🤖 AI Summary
This study addresses the absence of a systematic review in automated scoring of Arabic texts—spanning short answers and essays—which has hindered both research progress and practical deployment. To bridge this gap, the work proposes the first five-dimensional structured taxonomy for the field, encompassing application domains, feedback generation capabilities, large language model architectures, alignment with competency frameworks, and prompt engineering strategies. Through an integrated synthesis of literature, large language model methodologies, educational assessment metrics, and Arabic-specific datasets, the study establishes a unified analytical framework. It further identifies critical shortcomings in current approaches concerning methodology, data availability, and evaluation standards, advocating for more pedagogically informed research to enhance the quality and practical utility of automated scoring systems for Arabic.
📝 Abstract
In modern educational systems, Automatic Text Scoring (ATS) plays a central role by enabling scalable and consistent evaluation of learner responses without human intervention.
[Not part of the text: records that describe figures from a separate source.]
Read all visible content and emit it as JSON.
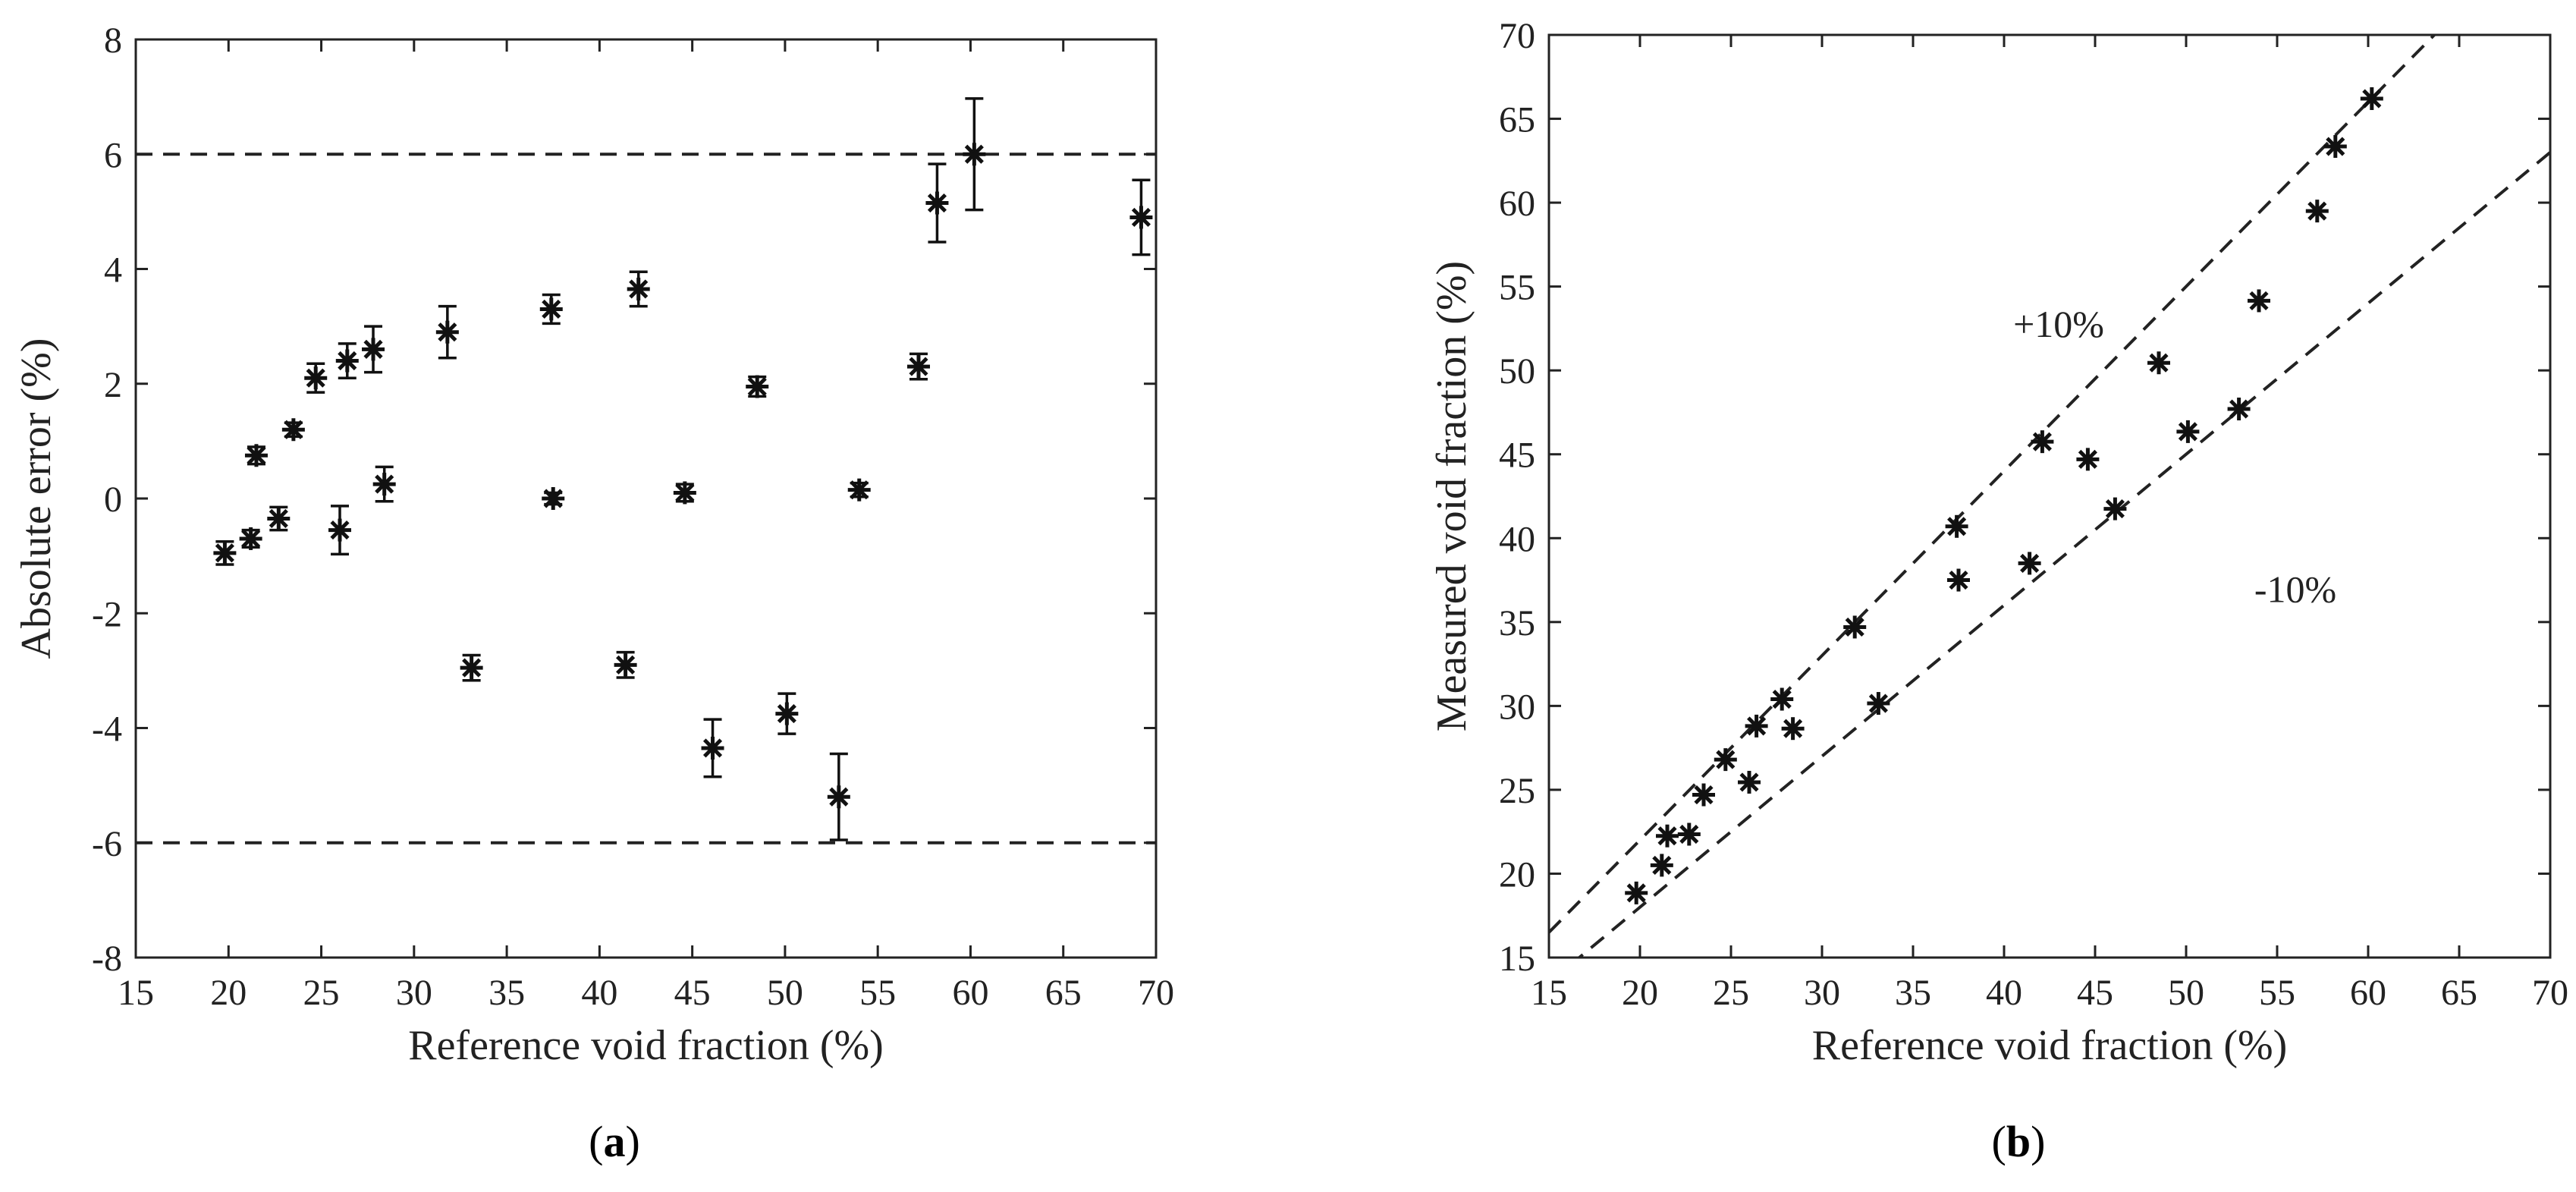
{
  "chart_data": [
    {
      "panel_label": "(a)",
      "panel_letter": "a",
      "type": "scatter",
      "xlabel": "Reference void fraction (%)",
      "ylabel": "Absolute error  (%)",
      "xlim": [
        15,
        70
      ],
      "ylim": [
        -8,
        8
      ],
      "xticks": [
        15,
        20,
        25,
        30,
        35,
        40,
        45,
        50,
        55,
        60,
        65,
        70
      ],
      "yticks": [
        -8,
        -6,
        -4,
        -2,
        0,
        2,
        4,
        6,
        8
      ],
      "grid": false,
      "reference_lines": [
        6,
        -6
      ],
      "points": [
        {
          "x": 19.8,
          "y": -0.95,
          "err": 0.2
        },
        {
          "x": 21.2,
          "y": -0.7,
          "err": 0.15
        },
        {
          "x": 21.5,
          "y": 0.75,
          "err": 0.15
        },
        {
          "x": 22.7,
          "y": -0.35,
          "err": 0.2
        },
        {
          "x": 23.5,
          "y": 1.2,
          "err": 0.12
        },
        {
          "x": 24.7,
          "y": 2.1,
          "err": 0.25
        },
        {
          "x": 26.0,
          "y": -0.55,
          "err": 0.42
        },
        {
          "x": 26.4,
          "y": 2.4,
          "err": 0.3
        },
        {
          "x": 27.8,
          "y": 2.6,
          "err": 0.4
        },
        {
          "x": 28.4,
          "y": 0.25,
          "err": 0.3
        },
        {
          "x": 31.8,
          "y": 2.9,
          "err": 0.45
        },
        {
          "x": 33.1,
          "y": -2.95,
          "err": 0.22
        },
        {
          "x": 37.4,
          "y": 3.3,
          "err": 0.25
        },
        {
          "x": 37.5,
          "y": 0.0,
          "err": 0.1
        },
        {
          "x": 41.4,
          "y": -2.9,
          "err": 0.22
        },
        {
          "x": 42.1,
          "y": 3.65,
          "err": 0.3
        },
        {
          "x": 44.6,
          "y": 0.1,
          "err": 0.15
        },
        {
          "x": 46.1,
          "y": -4.35,
          "err": 0.5
        },
        {
          "x": 48.5,
          "y": 1.95,
          "err": 0.17
        },
        {
          "x": 50.1,
          "y": -3.75,
          "err": 0.35
        },
        {
          "x": 52.9,
          "y": -5.2,
          "err": 0.75
        },
        {
          "x": 54.0,
          "y": 0.15,
          "err": 0.12
        },
        {
          "x": 57.2,
          "y": 2.3,
          "err": 0.22
        },
        {
          "x": 58.2,
          "y": 5.15,
          "err": 0.68
        },
        {
          "x": 60.2,
          "y": 6.0,
          "err": 0.97
        },
        {
          "x": 69.2,
          "y": 4.9,
          "err": 0.65
        }
      ]
    },
    {
      "panel_label": "(b)",
      "panel_letter": "b",
      "type": "scatter",
      "xlabel": "Reference void fraction (%)",
      "ylabel": "Measured void fraction (%)",
      "xlim": [
        15,
        70
      ],
      "ylim": [
        15,
        70
      ],
      "xticks": [
        15,
        20,
        25,
        30,
        35,
        40,
        45,
        50,
        55,
        60,
        65,
        70
      ],
      "yticks": [
        15,
        20,
        25,
        30,
        35,
        40,
        45,
        50,
        55,
        60,
        65,
        70
      ],
      "grid": false,
      "band_lines": [
        {
          "label": "+10%",
          "factor": 1.1,
          "label_x": 43,
          "label_y": 52
        },
        {
          "label": "-10%",
          "factor": 0.9,
          "label_x": 56,
          "label_y": 36.2
        }
      ],
      "points": [
        {
          "x": 19.8,
          "y": 18.85
        },
        {
          "x": 21.2,
          "y": 20.5
        },
        {
          "x": 21.5,
          "y": 22.25
        },
        {
          "x": 22.7,
          "y": 22.35
        },
        {
          "x": 23.5,
          "y": 24.7
        },
        {
          "x": 24.7,
          "y": 26.8
        },
        {
          "x": 26.0,
          "y": 25.45
        },
        {
          "x": 26.4,
          "y": 28.8
        },
        {
          "x": 27.8,
          "y": 30.4
        },
        {
          "x": 28.4,
          "y": 28.65
        },
        {
          "x": 31.8,
          "y": 34.7
        },
        {
          "x": 33.1,
          "y": 30.15
        },
        {
          "x": 37.4,
          "y": 40.7
        },
        {
          "x": 37.5,
          "y": 37.5
        },
        {
          "x": 41.4,
          "y": 38.5
        },
        {
          "x": 42.1,
          "y": 45.75
        },
        {
          "x": 44.6,
          "y": 44.7
        },
        {
          "x": 46.1,
          "y": 41.75
        },
        {
          "x": 48.5,
          "y": 50.45
        },
        {
          "x": 50.1,
          "y": 46.35
        },
        {
          "x": 52.9,
          "y": 47.7
        },
        {
          "x": 54.0,
          "y": 54.15
        },
        {
          "x": 57.2,
          "y": 59.5
        },
        {
          "x": 58.2,
          "y": 63.35
        },
        {
          "x": 60.2,
          "y": 66.2
        }
      ]
    }
  ]
}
Recently, the increased accessibility of LLMs and Arabic-specific datasets has sparked renewed interest in this area. In this work, we investigate LLM-Based approaches for the automated evaluation of Arabic texts, focusing on both short answer grading (ASAG) and essay scoring (AES). We further introduce a structured taxonomy comprising five dimensions: application domain, feedback generation capability, LLM architecture deployed, alignment with competency referential frameworks, and prompt engineering strategy. By applying this taxonomy, we conduct a comparative analysis of existing studies, examining their methodological approaches, datasets, evaluation metrics, and reported performance. The findings highlight the need for sustained and pedagogically grounded research efforts in Arabic ATS, given its significance for improving educational quality across Arabic-speaking communities.